On Section 10, counsel explained a provision to prevent towns from excluding mobile homes, modular homes, manufactured homes or prefabricated housing from any district that allows year‑round residential development, while permitting towns to apply the same design standards they use for conventional housing. Some members welcomed the change as a measure to increase affordable housing supply; others raised concerns about placing such housing in historic or design‑review districts and said more community input and technical review were needed.
Section 11 and related text on page 19 would make duplexes a permitted use in districts that allow year‑round residential development and require that multi‑unit dwellings of four or fewer units be permitted on the same lot size as a single‑family dwelling in areas served by municipal sewer and water.
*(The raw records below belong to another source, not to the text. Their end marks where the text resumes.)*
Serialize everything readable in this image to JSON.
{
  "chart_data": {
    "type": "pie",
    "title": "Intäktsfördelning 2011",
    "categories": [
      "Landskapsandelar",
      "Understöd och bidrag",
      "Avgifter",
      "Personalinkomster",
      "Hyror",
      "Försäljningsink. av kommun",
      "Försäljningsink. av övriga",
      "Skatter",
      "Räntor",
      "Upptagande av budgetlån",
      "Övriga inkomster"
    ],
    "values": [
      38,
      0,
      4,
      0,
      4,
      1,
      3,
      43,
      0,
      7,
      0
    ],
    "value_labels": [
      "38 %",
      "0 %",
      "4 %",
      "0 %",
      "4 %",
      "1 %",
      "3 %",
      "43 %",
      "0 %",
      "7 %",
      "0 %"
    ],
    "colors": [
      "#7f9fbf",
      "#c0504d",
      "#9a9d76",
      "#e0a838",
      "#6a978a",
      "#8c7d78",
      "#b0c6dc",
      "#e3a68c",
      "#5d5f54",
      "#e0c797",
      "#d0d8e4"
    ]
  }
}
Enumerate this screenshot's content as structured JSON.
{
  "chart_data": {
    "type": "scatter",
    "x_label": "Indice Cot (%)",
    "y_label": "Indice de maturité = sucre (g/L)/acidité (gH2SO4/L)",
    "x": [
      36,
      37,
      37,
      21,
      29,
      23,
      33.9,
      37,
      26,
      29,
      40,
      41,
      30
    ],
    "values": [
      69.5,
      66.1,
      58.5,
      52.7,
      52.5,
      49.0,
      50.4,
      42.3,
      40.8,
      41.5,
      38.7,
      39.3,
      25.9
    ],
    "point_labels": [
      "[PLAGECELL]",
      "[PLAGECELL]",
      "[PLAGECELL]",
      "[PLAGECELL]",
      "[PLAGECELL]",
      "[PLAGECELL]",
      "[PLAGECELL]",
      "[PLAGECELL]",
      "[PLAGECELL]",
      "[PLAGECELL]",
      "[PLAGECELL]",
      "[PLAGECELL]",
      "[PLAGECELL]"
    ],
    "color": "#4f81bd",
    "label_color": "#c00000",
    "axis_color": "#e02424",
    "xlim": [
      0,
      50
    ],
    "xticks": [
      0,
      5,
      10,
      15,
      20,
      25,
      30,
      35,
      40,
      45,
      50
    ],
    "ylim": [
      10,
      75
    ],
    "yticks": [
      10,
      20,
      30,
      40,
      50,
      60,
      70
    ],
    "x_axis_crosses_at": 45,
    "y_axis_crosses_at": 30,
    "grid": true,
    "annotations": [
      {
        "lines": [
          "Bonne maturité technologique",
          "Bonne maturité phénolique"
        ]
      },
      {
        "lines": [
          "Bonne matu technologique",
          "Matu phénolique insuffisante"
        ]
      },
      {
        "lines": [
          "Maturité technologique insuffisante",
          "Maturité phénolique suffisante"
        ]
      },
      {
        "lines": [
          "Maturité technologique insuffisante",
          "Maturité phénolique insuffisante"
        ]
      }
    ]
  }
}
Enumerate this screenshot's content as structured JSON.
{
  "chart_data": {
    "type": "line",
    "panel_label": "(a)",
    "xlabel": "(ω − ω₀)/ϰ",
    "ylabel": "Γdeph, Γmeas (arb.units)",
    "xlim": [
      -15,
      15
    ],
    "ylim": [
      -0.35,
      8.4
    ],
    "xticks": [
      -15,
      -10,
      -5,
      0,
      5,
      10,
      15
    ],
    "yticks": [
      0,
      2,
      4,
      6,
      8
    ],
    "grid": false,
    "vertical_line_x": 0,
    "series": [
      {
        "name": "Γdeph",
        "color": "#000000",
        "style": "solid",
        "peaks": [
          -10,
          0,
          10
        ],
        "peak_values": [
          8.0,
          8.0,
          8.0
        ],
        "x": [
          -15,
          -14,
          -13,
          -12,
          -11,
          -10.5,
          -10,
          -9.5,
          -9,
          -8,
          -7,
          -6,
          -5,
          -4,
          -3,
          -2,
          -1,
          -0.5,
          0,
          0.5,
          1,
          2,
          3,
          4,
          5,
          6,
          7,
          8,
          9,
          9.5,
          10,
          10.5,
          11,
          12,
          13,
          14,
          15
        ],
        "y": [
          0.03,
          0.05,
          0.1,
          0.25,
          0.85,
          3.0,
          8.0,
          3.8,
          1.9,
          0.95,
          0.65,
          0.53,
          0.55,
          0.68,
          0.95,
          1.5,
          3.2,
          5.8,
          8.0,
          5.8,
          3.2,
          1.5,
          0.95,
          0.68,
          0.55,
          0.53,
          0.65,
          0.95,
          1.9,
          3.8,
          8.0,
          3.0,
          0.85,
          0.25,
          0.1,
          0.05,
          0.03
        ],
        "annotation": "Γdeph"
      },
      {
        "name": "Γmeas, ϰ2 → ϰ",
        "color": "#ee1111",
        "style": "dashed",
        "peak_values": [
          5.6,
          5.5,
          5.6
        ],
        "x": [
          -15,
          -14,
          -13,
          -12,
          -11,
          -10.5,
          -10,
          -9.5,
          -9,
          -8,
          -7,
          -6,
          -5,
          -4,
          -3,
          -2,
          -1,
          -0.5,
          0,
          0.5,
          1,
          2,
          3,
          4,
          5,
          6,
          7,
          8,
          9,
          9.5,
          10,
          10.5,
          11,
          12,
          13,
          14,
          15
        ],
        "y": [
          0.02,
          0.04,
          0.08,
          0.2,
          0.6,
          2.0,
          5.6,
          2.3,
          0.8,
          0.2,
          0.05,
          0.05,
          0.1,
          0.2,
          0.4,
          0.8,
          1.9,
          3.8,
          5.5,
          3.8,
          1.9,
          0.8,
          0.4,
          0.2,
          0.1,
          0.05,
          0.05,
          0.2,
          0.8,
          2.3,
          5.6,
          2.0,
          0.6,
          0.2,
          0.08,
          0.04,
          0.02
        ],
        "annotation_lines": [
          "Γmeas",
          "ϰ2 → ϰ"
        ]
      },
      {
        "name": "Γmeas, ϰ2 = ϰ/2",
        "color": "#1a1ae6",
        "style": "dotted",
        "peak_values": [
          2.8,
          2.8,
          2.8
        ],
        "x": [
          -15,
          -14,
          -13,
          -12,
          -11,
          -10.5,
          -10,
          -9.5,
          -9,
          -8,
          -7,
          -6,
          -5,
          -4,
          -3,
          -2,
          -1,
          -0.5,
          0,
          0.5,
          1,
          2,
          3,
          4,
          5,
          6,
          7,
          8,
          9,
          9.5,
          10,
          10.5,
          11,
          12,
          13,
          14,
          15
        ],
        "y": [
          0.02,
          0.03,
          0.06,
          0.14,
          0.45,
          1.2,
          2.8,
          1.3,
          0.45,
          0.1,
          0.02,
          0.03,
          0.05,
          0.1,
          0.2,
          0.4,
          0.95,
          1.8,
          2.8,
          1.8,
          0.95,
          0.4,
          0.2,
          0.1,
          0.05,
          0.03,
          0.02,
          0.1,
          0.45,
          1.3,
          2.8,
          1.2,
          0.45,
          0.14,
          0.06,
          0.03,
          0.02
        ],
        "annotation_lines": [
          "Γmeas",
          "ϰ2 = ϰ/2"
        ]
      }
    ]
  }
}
The draft would also remove bylaw requirements that accessory dwelling units or small multi‑unit structures be on owner‑occupied lots. Members discussed tradeoffs between flexibility that can make projects feasible and local tools used to secure funding or protect long‑term resident populations; several cited examples where neighborhood disagreement or financing requirements delayed or killed projects.
Committee members repeatedly said they wanted more stakeholder testimony — including from municipal zoning officials, downtown/village center representatives, housing‑finance actors and drinking‑water technical staff — before taking further action. Legislative counsel agreed to prepare a new draft for additional review and the committee did not take a formal vote on any of the sections during the meeting.
The committee concluded by asking staff to circulate a revised draft and to schedule follow‑up testimony; members emphasized the need to reconcile the bill’s goals (increasing housing options and density) with existing state permitting and municipal land‑use controls.